Da Matthew jedoch den Abstand zwischen ihnen verringerte, waren es weniger die Wunder der Unterwasserwelt, die sie vereinnahmten, als vielmehr ein heftiger Ehrgeiz. Mal sehen, ob er mithalten kann, dachte sie, bewegte sich schneller und schwamm in westlicher Richtung. Das Wasser wurde mit zunehmender Tiefe merklich kühler, blieb jedoch angenehm.
Schade, bedauerte Tate, dass wir so weit von den interessanteren Riffs und Korallengärten entfernt sind. Aber selbst hier fand sich genug, was die Sinne erfreute. Das Wasser selbst, die schwingenden Fächer, ein leuchtender Fisch.
Tate achtete auf Unebenheiten oder Verfärbungen im Sand. Sie wollte verdammt sein, wenn sie etwas übersah oder er noch einmal als Sieger auftauchte.
Sie griff nach einem abgebrochenen Stück Koralle, untersuchte es und warf es wieder fort. Matthew schwamm an ihr vorbei und übernahm die Führung. Obwohl Tate wusste, dass es sich bei diesem Manöver um einen ganz normalen Vorgang beim Tauchen handelte, ärgerte sie sich so lange, bis sie wieder vorausschwimmen konnte.
Sie kommunizierten nur, wenn es sich nicht vermeiden ließ. Obwohl sie vereinbart hatten, sich zu verteilen, behielten sie einander im Auge.
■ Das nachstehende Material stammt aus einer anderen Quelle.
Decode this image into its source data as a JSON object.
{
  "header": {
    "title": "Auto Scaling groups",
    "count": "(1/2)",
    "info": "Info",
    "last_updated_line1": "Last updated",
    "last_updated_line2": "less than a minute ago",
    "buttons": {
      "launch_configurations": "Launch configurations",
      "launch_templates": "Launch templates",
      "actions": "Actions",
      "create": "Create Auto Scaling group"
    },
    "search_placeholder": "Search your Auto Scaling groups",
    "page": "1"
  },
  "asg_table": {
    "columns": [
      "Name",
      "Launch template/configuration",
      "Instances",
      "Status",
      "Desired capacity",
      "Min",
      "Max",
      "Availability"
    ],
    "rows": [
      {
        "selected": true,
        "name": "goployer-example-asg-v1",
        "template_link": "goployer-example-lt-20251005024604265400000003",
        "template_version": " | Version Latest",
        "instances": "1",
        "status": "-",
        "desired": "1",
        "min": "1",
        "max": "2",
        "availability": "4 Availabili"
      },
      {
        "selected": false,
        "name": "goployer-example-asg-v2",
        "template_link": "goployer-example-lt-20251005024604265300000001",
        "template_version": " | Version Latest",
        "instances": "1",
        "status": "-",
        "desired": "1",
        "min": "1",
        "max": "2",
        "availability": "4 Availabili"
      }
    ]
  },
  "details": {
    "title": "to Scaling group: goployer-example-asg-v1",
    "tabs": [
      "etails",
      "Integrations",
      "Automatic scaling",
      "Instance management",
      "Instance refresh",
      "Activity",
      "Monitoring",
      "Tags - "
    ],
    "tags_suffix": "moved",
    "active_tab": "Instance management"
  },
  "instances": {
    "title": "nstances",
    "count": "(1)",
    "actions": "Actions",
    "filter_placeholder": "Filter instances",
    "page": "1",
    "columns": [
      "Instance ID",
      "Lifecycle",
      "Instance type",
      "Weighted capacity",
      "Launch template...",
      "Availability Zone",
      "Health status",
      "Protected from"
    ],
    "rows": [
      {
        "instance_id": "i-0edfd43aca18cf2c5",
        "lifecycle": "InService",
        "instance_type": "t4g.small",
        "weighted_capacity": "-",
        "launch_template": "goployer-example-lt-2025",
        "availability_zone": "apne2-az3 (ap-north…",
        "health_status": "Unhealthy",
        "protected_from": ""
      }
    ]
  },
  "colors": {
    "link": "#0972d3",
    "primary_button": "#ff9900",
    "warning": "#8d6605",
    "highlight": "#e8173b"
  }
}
Sowohl aus Misstrauen als auch zur Sicherheit, vermutete Tate.
Eine Stunde lang durchkämmten sie das Gebiet, in dem sie das Schwert gefunden hatten. Tates ursprüngliche Vorfreude begann sich zu verflüchtigen, da sie nichts weiter entdeckten. Einmal fächerte sie Sand beiseite und bemerkte ein Glitzern, sodass ihr Herz bereits einen Hüpfer tat. Ihre Vision von einer alten Schuhschnalle oder einem Teller schwand jedoch schnell, als sie eine eindeutig aus dem zwanzigsten Jahrhundert stammende Coladose freilegte.
Enttäuscht schwamm Tate weiter nach Norden. Plötzlich lag ein riesiger Unterwassergarten mit bunt gemusterten Muscheln und Korallen vor ihnen, zwischen denen Kaiserfische flink hin und her schwammen. Kompliziert verästelte Korallen, zu zerbrechlich, um in dem Wellengang flacherer Gewässer zu überleben, wuchsen in die Höhe und breiteten sich rot, smaragdgrün und senfgelb aus. Sie boten Dutzenden von Lebewesen, die sich zwischen ihnen versteckt hielten, sich von ihnen ernährten oder sie mit Nahrung versorgten, ein Zuhause.
Wie ein Kind im Spielzeugladen, dachte Matthew, während er Tate beobachtete. Sie hielt ihre Position mit langsamen Bewegungen, und ihre Augen bewegten sich rasch hin und her, um alles auf einmal aufzunehmen.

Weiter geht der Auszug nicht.